While the band already had these spanning ideas, the creative mindset Eno had adopted in his own time in Berlin, recording at Hansa studios mere paces from the Berlin Wall, allowed it all to happen. Eno had a way to bring it all together, to mix it all up, but still do it cohesively and engagingly, and the result was the band’s signature sound but polished to greatness.
Even though their relationship with him was rocky and often volatile, it makes perfect sense that Eno and David Byrne would find a musical kinship, as both were enamoured and inspired by Germany and its sounds, with, for Eno, it being the modern electronic and ambient scene, and for Byrne, it being the classics.
Kurt Weirr is a key one, cited by Byrne as one of his biggest influences, especially during the making of their second collaboration with Eno, Fear Of Music.
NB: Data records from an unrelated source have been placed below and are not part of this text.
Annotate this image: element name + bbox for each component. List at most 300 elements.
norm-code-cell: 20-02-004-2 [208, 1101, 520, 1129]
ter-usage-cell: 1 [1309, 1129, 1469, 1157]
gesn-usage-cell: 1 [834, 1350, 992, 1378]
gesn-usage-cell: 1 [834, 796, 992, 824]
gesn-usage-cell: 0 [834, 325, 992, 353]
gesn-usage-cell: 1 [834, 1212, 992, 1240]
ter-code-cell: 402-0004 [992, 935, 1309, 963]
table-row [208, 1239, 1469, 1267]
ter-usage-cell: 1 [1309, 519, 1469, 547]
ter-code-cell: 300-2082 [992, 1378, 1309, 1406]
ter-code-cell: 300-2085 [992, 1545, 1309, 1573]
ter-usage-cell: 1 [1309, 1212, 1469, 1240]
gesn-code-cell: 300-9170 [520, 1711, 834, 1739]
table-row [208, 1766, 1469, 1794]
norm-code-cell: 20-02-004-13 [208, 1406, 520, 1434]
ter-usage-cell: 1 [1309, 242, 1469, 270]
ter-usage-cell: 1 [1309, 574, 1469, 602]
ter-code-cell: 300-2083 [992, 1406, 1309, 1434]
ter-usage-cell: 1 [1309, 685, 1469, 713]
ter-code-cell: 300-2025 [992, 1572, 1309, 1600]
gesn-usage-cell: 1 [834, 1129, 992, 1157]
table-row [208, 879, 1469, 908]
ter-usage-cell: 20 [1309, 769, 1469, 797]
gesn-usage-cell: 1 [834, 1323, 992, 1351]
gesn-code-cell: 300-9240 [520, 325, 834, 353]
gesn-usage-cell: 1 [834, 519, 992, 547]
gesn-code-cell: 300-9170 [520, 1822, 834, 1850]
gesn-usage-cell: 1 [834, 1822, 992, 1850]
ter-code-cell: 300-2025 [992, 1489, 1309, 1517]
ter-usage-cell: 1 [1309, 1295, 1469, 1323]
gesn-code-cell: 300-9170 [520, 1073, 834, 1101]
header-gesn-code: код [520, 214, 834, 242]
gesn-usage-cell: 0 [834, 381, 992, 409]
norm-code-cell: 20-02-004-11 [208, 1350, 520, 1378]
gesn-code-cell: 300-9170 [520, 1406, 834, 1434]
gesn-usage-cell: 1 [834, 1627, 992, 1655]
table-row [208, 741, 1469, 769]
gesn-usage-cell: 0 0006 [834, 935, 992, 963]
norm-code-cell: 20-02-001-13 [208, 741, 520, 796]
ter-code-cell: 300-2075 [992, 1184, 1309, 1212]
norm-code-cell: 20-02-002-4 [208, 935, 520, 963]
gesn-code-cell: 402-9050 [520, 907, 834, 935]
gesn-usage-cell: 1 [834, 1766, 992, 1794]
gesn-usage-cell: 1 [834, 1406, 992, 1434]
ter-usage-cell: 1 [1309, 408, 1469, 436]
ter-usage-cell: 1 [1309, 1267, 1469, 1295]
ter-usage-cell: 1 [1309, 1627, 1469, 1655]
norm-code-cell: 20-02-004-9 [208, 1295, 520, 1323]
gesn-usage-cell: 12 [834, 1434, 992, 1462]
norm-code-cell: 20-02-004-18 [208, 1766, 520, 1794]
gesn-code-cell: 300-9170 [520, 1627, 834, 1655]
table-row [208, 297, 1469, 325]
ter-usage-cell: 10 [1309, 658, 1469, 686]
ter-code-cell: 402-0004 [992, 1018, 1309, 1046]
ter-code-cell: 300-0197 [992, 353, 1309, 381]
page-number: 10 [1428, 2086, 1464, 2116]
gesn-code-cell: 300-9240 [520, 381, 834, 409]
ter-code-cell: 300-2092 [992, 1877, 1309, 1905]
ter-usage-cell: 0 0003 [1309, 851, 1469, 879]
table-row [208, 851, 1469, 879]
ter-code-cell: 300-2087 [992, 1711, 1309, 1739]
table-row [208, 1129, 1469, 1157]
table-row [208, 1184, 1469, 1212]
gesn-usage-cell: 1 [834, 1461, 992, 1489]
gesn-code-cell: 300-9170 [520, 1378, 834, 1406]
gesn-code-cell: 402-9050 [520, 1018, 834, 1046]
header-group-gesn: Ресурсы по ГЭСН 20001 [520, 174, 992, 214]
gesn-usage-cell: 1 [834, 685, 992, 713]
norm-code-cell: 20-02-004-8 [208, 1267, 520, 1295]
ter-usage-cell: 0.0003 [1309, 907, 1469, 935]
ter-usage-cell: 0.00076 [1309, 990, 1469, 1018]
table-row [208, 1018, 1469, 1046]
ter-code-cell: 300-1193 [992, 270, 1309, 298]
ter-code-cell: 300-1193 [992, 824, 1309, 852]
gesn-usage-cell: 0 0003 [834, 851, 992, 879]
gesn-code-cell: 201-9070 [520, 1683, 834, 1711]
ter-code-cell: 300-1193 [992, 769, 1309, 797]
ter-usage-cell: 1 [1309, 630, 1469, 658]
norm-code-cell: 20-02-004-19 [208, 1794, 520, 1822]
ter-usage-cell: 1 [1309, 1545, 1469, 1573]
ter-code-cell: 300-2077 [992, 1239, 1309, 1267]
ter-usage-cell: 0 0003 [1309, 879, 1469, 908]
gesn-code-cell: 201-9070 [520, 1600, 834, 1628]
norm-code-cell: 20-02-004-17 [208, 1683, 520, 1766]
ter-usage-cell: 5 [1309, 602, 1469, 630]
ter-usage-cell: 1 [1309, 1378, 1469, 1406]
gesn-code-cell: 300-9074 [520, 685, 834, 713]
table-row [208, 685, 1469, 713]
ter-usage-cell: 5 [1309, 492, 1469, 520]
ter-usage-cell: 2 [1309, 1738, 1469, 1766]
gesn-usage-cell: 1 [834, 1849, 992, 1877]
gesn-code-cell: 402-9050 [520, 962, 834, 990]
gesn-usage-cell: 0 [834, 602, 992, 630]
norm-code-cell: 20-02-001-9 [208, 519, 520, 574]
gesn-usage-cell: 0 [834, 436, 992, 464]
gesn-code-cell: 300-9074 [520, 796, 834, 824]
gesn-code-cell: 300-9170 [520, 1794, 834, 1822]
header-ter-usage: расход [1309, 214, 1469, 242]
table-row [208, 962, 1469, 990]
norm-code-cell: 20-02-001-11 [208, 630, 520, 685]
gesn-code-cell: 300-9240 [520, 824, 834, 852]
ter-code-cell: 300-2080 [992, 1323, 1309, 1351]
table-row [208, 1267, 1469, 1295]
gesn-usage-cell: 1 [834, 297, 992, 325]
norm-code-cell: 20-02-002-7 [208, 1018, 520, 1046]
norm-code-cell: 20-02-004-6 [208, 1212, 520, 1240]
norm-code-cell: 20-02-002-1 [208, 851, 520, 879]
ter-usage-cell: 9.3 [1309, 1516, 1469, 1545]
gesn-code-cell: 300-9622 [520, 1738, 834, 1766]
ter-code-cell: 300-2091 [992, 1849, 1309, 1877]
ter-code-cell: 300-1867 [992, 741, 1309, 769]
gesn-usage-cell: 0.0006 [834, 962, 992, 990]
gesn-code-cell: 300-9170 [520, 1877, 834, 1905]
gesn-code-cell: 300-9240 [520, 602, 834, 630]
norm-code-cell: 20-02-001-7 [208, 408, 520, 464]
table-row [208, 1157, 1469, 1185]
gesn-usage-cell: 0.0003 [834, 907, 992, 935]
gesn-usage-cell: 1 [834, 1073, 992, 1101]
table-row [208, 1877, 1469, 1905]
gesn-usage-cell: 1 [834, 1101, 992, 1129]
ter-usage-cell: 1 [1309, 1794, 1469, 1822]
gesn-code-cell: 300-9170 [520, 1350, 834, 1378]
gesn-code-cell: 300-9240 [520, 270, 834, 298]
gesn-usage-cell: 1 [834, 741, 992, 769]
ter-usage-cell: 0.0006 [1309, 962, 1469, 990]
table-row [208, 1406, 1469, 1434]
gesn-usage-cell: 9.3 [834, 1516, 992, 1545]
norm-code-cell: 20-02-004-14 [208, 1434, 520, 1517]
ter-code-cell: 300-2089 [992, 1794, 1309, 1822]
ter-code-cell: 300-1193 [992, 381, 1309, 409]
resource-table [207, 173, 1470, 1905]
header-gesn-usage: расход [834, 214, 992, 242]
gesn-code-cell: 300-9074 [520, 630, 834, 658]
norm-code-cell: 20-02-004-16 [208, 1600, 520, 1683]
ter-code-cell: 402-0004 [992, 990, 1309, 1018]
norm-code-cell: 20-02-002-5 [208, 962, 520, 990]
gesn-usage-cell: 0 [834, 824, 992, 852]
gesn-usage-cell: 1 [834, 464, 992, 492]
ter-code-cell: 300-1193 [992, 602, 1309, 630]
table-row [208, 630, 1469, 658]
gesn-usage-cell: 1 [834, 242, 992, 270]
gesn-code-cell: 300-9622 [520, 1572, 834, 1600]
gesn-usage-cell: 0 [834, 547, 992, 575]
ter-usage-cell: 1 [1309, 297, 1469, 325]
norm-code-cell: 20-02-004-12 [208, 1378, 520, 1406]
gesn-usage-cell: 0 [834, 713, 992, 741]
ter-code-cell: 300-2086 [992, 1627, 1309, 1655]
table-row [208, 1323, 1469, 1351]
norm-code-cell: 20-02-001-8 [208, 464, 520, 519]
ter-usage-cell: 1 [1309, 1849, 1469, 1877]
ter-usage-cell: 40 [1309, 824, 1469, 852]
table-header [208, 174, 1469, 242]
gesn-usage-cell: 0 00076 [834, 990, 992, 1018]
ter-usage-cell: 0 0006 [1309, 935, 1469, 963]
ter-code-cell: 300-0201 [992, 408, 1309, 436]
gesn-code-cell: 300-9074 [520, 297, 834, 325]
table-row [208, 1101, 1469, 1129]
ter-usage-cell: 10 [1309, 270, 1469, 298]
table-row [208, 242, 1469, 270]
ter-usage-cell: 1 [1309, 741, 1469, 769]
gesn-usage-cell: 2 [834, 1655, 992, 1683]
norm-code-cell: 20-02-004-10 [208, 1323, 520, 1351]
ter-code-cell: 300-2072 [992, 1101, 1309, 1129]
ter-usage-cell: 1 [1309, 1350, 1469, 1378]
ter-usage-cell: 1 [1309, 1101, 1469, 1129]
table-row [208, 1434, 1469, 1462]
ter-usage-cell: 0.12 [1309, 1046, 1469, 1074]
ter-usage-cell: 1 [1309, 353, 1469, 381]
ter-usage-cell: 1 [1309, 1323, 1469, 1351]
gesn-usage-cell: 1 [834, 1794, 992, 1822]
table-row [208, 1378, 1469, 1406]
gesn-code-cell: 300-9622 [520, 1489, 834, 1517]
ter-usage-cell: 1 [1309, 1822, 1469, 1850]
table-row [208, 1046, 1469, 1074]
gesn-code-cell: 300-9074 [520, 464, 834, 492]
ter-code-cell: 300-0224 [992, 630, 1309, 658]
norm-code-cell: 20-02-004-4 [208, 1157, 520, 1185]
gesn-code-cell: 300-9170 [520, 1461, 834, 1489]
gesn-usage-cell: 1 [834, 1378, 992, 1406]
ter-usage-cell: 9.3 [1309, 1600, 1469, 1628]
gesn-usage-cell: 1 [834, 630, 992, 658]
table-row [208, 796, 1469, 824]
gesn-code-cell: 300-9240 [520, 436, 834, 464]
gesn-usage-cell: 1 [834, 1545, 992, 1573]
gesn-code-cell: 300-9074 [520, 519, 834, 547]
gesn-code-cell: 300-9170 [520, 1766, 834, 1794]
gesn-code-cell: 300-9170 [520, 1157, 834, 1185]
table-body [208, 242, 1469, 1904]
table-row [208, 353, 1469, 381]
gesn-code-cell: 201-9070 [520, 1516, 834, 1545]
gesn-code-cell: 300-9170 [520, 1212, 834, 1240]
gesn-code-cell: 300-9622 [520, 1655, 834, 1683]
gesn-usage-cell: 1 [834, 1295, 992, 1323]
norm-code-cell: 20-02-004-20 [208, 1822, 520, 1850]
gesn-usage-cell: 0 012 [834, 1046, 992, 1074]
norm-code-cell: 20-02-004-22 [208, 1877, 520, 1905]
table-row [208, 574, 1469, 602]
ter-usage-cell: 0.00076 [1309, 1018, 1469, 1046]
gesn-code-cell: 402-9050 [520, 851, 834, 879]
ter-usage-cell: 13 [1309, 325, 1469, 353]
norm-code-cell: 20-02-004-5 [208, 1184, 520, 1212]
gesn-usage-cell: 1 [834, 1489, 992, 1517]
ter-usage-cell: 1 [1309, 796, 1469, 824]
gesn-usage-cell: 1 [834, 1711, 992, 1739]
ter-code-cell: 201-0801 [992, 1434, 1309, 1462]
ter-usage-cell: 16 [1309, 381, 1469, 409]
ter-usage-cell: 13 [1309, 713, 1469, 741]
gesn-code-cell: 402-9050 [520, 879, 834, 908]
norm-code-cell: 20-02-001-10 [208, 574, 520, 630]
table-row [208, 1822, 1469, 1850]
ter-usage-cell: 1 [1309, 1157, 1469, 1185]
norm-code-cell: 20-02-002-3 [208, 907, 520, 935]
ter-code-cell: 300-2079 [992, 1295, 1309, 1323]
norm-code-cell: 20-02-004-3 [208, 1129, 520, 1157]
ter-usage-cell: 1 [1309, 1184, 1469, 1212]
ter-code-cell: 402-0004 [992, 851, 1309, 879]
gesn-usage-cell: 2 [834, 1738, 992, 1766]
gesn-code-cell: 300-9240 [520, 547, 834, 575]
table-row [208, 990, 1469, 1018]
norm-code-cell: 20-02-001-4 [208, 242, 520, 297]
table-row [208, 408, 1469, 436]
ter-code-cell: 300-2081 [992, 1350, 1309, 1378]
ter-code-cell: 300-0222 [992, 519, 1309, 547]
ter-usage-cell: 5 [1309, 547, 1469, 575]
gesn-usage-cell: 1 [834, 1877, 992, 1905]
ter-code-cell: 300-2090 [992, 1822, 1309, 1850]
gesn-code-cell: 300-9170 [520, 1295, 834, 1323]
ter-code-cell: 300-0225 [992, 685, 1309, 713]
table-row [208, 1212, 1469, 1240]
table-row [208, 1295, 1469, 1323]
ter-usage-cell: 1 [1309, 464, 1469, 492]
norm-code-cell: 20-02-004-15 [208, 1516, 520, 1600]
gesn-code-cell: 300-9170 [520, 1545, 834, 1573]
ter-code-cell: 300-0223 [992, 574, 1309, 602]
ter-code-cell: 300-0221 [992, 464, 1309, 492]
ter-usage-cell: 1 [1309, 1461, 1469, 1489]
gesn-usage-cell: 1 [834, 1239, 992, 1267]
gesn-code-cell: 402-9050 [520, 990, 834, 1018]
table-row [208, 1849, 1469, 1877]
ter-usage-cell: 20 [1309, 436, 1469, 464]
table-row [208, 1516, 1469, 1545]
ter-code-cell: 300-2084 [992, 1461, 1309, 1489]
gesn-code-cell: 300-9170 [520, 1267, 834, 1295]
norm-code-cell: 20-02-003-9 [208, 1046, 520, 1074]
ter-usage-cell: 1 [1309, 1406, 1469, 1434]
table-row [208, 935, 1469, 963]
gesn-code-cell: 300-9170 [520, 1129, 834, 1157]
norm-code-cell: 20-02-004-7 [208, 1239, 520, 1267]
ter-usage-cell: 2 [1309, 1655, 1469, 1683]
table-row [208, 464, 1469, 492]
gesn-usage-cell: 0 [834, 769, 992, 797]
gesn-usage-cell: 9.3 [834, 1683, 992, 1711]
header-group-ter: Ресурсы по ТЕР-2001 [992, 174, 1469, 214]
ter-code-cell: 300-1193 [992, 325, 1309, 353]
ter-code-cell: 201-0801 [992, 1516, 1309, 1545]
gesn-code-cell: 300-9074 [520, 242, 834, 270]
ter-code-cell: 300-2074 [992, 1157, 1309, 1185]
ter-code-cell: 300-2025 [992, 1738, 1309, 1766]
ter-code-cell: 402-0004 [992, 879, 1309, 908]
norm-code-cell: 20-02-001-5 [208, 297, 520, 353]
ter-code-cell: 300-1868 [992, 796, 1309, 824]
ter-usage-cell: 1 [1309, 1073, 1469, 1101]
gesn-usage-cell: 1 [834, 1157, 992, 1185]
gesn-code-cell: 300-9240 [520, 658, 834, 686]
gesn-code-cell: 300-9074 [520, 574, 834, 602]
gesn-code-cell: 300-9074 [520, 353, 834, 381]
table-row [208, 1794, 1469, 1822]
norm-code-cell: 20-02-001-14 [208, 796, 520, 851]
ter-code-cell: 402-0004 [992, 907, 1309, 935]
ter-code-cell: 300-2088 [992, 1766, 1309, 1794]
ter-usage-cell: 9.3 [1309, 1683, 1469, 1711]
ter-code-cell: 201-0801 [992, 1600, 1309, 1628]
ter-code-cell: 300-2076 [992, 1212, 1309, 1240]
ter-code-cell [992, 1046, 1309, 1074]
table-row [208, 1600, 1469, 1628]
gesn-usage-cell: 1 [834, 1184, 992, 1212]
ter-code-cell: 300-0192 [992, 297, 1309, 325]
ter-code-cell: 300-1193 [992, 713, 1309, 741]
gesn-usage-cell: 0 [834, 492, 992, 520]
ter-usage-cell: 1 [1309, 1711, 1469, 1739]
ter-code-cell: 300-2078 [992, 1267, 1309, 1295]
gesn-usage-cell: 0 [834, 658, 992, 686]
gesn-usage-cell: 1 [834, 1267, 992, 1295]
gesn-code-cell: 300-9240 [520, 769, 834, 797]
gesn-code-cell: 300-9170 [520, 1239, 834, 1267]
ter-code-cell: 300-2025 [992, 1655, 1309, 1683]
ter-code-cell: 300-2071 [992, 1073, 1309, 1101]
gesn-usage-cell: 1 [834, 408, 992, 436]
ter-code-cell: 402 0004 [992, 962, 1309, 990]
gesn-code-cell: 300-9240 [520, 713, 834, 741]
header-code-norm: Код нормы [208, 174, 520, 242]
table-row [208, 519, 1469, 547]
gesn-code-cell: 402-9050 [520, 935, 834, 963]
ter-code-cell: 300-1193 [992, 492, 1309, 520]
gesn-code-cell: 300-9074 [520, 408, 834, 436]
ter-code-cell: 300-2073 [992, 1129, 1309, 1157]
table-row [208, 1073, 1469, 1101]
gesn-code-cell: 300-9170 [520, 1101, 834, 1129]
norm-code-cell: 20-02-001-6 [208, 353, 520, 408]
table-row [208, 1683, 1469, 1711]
On the track ‘Air’, the latter was setting out to evoke the German composer with his fun melodies and belief that music should be as social as it is experimental and artistic. To him, Weirr made music that moved you and stayed with you, and he wanted to do exactly that, stating, “One of my ambitions was to write those kind of melodies that sound very haunting. I don’t think I was entirely successful, but I came a little bit close”.
That again feels like a German influence, moved by a musical scene that cared little for form or technique, but cared completely for feeling, throwing out any boxes to fit artists into, and instead letting them roam free as long as it made the listener feel something.